Here’s the comparison for the last example above. On the left I’ve plotted, for all possible next characters at all time steps in a test sequence a few thousand long, the predicted RNN (softmax) probability against the actual (HMM) probability. The histogram on the right shows the (mean per time-step) absolute value of the difference:

What we see is that the median discrepancy is around 1%. Not bad! Just for good measure, here’s a slightly hard example, with 12 well-mixed HMM states and using a 16-unit RNN (so the coloured plot is a $t$-SNE reduction from ${\mathbb R}^{16}$):

cjydlrmppyygmmmyvprcchcmchauncanpngehshssllshhdolliaicaobdnnnabylroloddpgrbgprpyrpysyxzffefvzvzzewhsabgppyggehlpppyyalolnlddlvebnpbanbnfzebxvvfvbanbnnnoldlnnpnpabwbooupgppubvvfzvvviiaihhspphovvvveshlh

We get a comparable performance, with median discrepancy around 1%.

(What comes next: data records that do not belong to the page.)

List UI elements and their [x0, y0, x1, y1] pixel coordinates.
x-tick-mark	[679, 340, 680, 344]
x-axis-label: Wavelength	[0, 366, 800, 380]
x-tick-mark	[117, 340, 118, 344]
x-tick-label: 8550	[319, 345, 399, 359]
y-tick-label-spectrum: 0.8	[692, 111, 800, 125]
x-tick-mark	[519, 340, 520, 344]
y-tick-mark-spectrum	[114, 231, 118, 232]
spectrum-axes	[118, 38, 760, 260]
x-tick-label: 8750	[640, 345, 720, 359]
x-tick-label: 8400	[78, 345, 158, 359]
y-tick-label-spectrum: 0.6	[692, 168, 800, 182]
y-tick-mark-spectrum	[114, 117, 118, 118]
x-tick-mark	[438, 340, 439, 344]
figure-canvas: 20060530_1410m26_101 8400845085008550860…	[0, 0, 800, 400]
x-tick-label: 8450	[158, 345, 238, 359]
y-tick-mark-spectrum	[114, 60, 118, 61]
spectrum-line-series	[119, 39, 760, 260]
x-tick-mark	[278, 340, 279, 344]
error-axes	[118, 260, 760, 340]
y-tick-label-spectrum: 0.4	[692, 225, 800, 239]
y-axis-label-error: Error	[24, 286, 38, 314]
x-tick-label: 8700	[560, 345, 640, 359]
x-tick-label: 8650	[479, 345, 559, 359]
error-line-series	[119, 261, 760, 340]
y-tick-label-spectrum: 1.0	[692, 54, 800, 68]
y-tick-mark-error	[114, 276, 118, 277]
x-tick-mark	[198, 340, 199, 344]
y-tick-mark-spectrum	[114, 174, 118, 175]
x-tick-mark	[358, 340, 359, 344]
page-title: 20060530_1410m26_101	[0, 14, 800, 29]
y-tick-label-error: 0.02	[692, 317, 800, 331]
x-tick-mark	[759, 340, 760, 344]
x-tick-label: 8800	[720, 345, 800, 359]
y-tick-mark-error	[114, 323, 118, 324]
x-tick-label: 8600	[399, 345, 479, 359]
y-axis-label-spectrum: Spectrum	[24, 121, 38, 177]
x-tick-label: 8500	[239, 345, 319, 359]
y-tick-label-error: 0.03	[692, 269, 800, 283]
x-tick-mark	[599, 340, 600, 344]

We can (and should!) also ask how these predicted probabilities (by HMM or by RNN) compare with what we actually observe. (This is after all a test we can always apply, not just for toy Markov-generated data.)

In the plot below I’ve divided the interval $[0,1]$ into 20 bins. For each bin I’ve counted the proportion of character predictions with (HMM or RNN) probability in this range that actually happen. In other words, we’d like to see, if the model is well calibrated, that around 20% of prediction at 0.2 actually happen, and so on. I’ve plotted these proportions (blue for HMM, red for RNN), and the closer the plot to the diagonal, the better calibrated the model:

(Incidentally, being just above the diagonal is actually correct, because the observed proportion has been plotted against the bottom of the corresponding bin range.)

This shows where the RNN performance is weaker. But up to this point I haven’t said anything about the details of training the RNN. In particular, it’s common to use dropout to prevent overfitting, and the calibration plot above was actually the result of training the RNN without any dropout. Since this calibration is a good measure of the RNN performance, we should compare with an RNN trained with dropout (20% on the dense connections between layers):

So now the RNN is pretty well spot on.

What’s needed now is a mathematical analysis to explain the observations above, to tell us how they will scale, how they will extend to high-order dependencies, and how the RNN performance will depend on architecture and training parameters.